Peresmian Gedung Gereja Protestan Bantaeng
BANTAENG,SATUHARAPAN.COM — Gedung Gereja Protestan yang ada di Bantaeng merupakan salah satu bukti sejarah pelayanan umat Kristen di Sulawesi. Gereja Protestan Bantaeng merupakan salah satu jemaat Gereja Protestan Indonesia (GPI).
Di sana nama Pdt. Jonathan Keling menjadi pusat pembicaraan Gereja Luwu Banggai karena dia mengadakan baptisan pada tanggal 21 Januari 1913 (kini masuk Sulawesi Tengah), kemudian pada tanggal 13 Maret 1913 mengadakan Baptisan pertama di Makale, Tana Toraja (kini Sulawesi Selatan) dan juga mengadakan Baptisan Massal pada tanggal 12 Oktober 1913. (Sulawesi Barat). Ketiga peristiwa inilah yang juga menjadi sejarah bagi perkembangan pelayanan Gereja Kristen Protestan Luwu Banggai, Gereja Toraja dan Gereja Toraja Mamasa yang pada tahun ini memperingati seratus tahun Injil masuk ke daerah masing-masing.
Pdt. Jonathan Keling merupakan pendeta bantu dari Indische Kerk (lengkapnya Het Protestantche Kerk in Nederlandsch-Indie atau GPI – adalah gereja yang dibentuk pemerintah Belanda dengan menyatukan semua gereja Protestan di Indonesia pada tahun 1815. Gereja ini dibentuk pemerintah Belanda sebagai bagian dari administrasi pemerintah kolonial di Indonesia untuk melanjutkan tanggung jawab pelayanan jemaat-jemaat Protestan yang sebelumnya berada di bawah tanggung jawab VOC, sebelum badan dagang Belanda ini bubar pada tahun 1799. Para pendeta/pendeta bantu/pendeta pribumi dalam gereja ini diangkat dan digaji (mutasi dsb) oleh pemerintah kolonial. Baru pada tahun 1916 dan 1933 berlangsung rapat gerejawi para utusan jemaat-jemaat untuk memulai proses pemisahan gereja ini dari administrasi kolonial, dan membentuk gereja-gereja etnis-teritorial.
Peresmian Renovasi Gedung
Kini masyarakat Kristen boleh berbangga karena Gedung gereja Protestan Kabupaten Bantaeng yang merupakan peninggalan Belanda yang terletak di jalan Kartini telah direnovasi. Gereja yang semula berukuran 8 X 15 meter menjadi 11 X 18 meter bujur sangkar.
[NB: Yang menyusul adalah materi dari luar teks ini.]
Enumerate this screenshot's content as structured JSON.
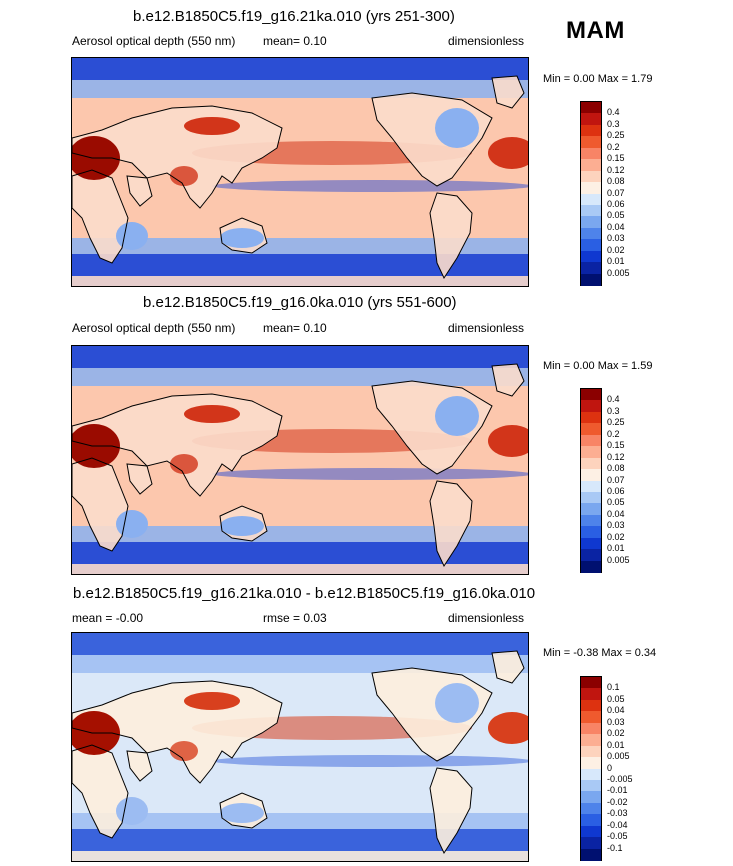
{
  "season": "MAM",
  "panels": [
    {
      "title": "b.e12.B1850C5.f19_g16.21ka.010 (yrs 251-300)",
      "left_label": "Aerosol optical depth (550 nm)",
      "center_label": "mean=  0.10",
      "right_label": "dimensionless",
      "minmax": "Min =   0.00 Max =   1.79",
      "colorbar": {
        "labels": [
          "0.4",
          "0.3",
          "0.25",
          "0.2",
          "0.15",
          "0.12",
          "0.08",
          "0.07",
          "0.06",
          "0.05",
          "0.04",
          "0.03",
          "0.02",
          "0.01",
          "0.005"
        ],
        "colors": [
          "#8b0000",
          "#c0150f",
          "#dd3210",
          "#ef5a2e",
          "#f88466",
          "#fcae92",
          "#fdd3bd",
          "#fdf0e4",
          "#d7e8fb",
          "#a9c9f5",
          "#7aa7ef",
          "#4e83ea",
          "#2a5fe3",
          "#0f38d0",
          "#0a23a3",
          "#001070"
        ]
      },
      "map_palette": {
        "ocean": "#fcc7ad",
        "land": "#fbdccb",
        "low": "#2b4ed4",
        "mid": "#8ab0f0",
        "high": "#d2351a",
        "peak": "#9a0b00"
      }
    },
    {
      "title": "b.e12.B1850C5.f19_g16.0ka.010 (yrs 551-600)",
      "left_label": "Aerosol optical depth (550 nm)",
      "center_label": "mean=  0.10",
      "right_label": "dimensionless",
      "minmax": "Min =   0.00 Max =   1.59",
      "colorbar": {
        "labels": [
          "0.4",
          "0.3",
          "0.25",
          "0.2",
          "0.15",
          "0.12",
          "0.08",
          "0.07",
          "0.06",
          "0.05",
          "0.04",
          "0.03",
          "0.02",
          "0.01",
          "0.005"
        ],
        "colors": [
          "#8b0000",
          "#c0150f",
          "#dd3210",
          "#ef5a2e",
          "#f88466",
          "#fcae92",
          "#fdd3bd",
          "#fdf0e4",
          "#d7e8fb",
          "#a9c9f5",
          "#7aa7ef",
          "#4e83ea",
          "#2a5fe3",
          "#0f38d0",
          "#0a23a3",
          "#001070"
        ]
      },
      "map_palette": {
        "ocean": "#fcc7ad",
        "land": "#fbdccb",
        "low": "#2b4ed4",
        "mid": "#8ab0f0",
        "high": "#d2351a",
        "peak": "#9a0b00"
      }
    },
    {
      "title": "b.e12.B1850C5.f19_g16.21ka.010 - b.e12.B1850C5.f19_g16.0ka.010",
      "left_label": "mean =  -0.00",
      "center_label": "rmse =  0.03",
      "right_label": "dimensionless",
      "minmax": "Min =  -0.38 Max =   0.34",
      "colorbar": {
        "labels": [
          "0.1",
          "0.05",
          "0.04",
          "0.03",
          "0.02",
          "0.01",
          "0.005",
          "0",
          "-0.005",
          "-0.01",
          "-0.02",
          "-0.03",
          "-0.04",
          "-0.05",
          "-0.1"
        ],
        "colors": [
          "#8b0000",
          "#c0150f",
          "#dd3210",
          "#ef5a2e",
          "#f88466",
          "#fcae92",
          "#fdd3bd",
          "#fdf0e4",
          "#d7e8fb",
          "#a9c9f5",
          "#7aa7ef",
          "#4e83ea",
          "#2a5fe3",
          "#0f38d0",
          "#0a23a3",
          "#001070"
        ]
      },
      "map_palette": {
        "ocean": "#dbe8f8",
        "land": "#fdeedd",
        "low": "#3a63dc",
        "mid": "#9cbcf2",
        "high": "#d8401e",
        "peak": "#a51000"
      }
    }
  ]
}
Renovasi yang berlangsung selama 7 bulan tersebut menghabiskan anggaran Rp 600 juta.
Sebagai tanda resminya penggunaan gereja yang dibangun Pemerintah Belanda 12 September 1939 tersebut, Bupati Bantaeng HM Nurdin Abdullah menandatangani prasasti renovasi gedung tersebut, Minggu (22/9), dalam sebuah ibadah hari minggu.
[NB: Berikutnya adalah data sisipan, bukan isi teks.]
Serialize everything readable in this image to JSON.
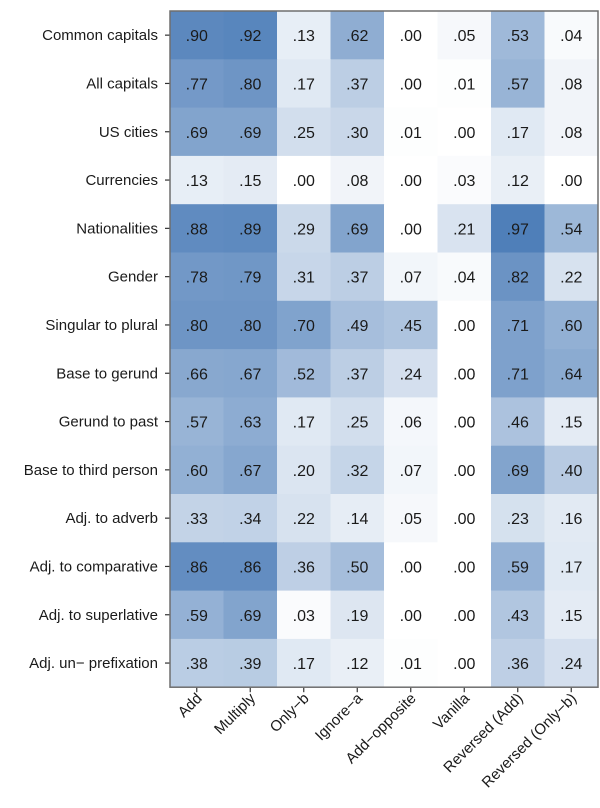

Bupati yang didampingi Ketua Umum Badan Pekerja Sinode Gereja Toraja Pendeta Musa Salusu M.Th, Badan Pekerja Majelis Gereja Toraja Bantaeng Pendeta Johan Tupa S.Th dan Badan pekerja Gereja Klasis Makassar tersebut juga menggunting pita pembukaan pintu gereja sebagai tanda peresmian dan penggunaan gedung gereja yang baru dibangun.
Bupati Bantaeng HM Nurdin Abdullah mengapresiasi partisipasi umat beragama di wilayah kerjanya hingga daerah berjarak 120 kilometer arah selatan Kota Makassar, ibukota Provinsi Sulsel tetap kondusif dalam kehidupan bersama.
Masih menurut Nurdin Abdullah, bila daerah ini diurus dengan baik, berkah Allah akan turun. Karena itu, ia berharap kepada para ulama dan pendeta agar mengurus umat dengan baik.
Kerukunan umat beragama yang baik akan mendorong daerah ini jauh lebih baik di kemudian hari, ujarnya.
Sebelumnya, Pdt Musa Salusu M.Th mengingatkan umat Protestan yang ada di Bantaeng untuk tidak terlalu bangga dengan gedung yang mewah, namun yang paling penting adalah pembinaan kerohanian karena akan berpengaruh terhadap sikap dan perilaku setiap anggota dalam kehidupannya sehari-hari.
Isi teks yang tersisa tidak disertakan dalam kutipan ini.